Щелчок зажигалки вкупе с первой затяжкой возвращают из забытья.
– Спасибо, братец, – выдыхаю я дым. – Ты кем будешь?
– Акустик я, тыщ.
– Лодку не слышно?
– Ничего не слышно из-за этой посудины, – кивает он на траулер.
– Значит, эта сволочь по-прежнему шумит машиной, генератором, помпой и мешает слушать?
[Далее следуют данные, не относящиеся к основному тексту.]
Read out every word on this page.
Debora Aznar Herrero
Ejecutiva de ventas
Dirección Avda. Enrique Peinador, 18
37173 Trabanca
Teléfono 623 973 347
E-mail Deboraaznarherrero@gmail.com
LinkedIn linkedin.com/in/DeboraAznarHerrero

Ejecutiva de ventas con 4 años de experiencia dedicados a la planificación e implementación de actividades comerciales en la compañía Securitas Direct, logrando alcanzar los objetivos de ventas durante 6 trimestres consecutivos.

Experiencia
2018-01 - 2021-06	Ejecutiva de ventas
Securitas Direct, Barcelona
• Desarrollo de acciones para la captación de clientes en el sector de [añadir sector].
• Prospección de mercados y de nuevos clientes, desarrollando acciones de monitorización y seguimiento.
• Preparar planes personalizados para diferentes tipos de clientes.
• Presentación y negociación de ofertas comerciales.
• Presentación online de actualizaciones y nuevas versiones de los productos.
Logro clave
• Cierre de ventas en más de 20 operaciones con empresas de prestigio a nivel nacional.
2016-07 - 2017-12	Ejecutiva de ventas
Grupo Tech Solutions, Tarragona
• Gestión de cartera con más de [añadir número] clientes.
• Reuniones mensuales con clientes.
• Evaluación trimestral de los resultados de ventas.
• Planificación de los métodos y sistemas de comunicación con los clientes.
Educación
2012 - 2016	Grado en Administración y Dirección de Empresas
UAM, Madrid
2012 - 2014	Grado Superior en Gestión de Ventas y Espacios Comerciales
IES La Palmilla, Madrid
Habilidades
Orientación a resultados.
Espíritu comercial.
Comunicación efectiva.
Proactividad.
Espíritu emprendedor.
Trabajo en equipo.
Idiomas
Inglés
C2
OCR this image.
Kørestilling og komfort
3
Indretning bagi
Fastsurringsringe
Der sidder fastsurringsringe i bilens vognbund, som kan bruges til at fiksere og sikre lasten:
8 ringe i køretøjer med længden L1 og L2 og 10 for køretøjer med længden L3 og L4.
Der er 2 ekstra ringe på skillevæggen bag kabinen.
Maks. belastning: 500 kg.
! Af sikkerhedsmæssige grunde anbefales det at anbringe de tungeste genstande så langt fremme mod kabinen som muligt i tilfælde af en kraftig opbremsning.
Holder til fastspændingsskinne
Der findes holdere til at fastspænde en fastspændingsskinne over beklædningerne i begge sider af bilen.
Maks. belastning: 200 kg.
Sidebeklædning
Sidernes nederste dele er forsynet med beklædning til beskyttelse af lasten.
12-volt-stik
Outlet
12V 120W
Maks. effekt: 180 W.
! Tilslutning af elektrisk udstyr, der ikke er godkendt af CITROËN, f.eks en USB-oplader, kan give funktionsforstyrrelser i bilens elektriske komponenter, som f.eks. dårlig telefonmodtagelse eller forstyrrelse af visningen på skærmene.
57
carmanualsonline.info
– Так точно. И еще постреливают.
– Как постреливают? В кого?
– Не знаю. Наблюдатель с крыла рубки только что сказал. Вроде кто-то ходит по палубе и стреляет…
Бросаю окурок за борт и взлетаю по трапу в рубку. Подбежав к помощнику командира корабля, выхватываю у него бинокль, подстраиваю резкость…
«Аквариус» как на ладони, но на палубе никого.
– В своих палит, представляешь?! – басит помощник.
– Да кто палит-то?!
– Капитан ихний! В форменной фуражке который…
– Ага, вижу, – замечаю человека в черном свитере и фуражке.
Капитан появляется из-за надстройки, проходит на бак. В это время, вероятно спасаясь от выстрелов, кто-то из членов команды траулера прыгает в воду. Подойдя к борту, капитан хладнокровно расстреливает его из автоматической винтовки. Потом меняет магазин и деловитой походкой направляется к корме…
Возвращаю бинокль хозяину.
– Вот сука!..
– И я говорю: недоумок! Как бы он в наших стрелять потом не начал, – возмущается помощник. – Катер со шлюпкой на полпути – в двух кабельтовых…
Не начнет. Не успеет. Ибо в моей голове уже созрел план. Плевать, что он замешен на кипящей внутри злости и ненависти. Я должен это сделать. Я должен отомстить за смерть Борьки!
* * *
Орудийная башня «АК-130». Округлая форма, огромный размер и два ствола калибром по сто тридцать миллиметров. Подбегаю к левому боку, распахиваю овальную дверцу и ныряю внутрь.
– Расчет к стрельбе готов?
Матросы-артиллеристы в танковых шлемофонах (чтоб не оглохнуть внутри башни во время стрельбы) переглядываются.
– Чего молчите? – подавляю напором. – Или не видите, что капитан траулера обстреливает командирский катер?! А ну живо наводи!
Двое из расчета припадают к окулярам, башня подворачивает вокруг собственной оси, стволы орудий рыщут вверх-вниз…
– Точно. Какой-то урод в черном свитере стреляет из автоматической винтовки, – говорит командир расчета, поглаживая большим пальцем правой ладони черную кнопку, нажать которую не решается.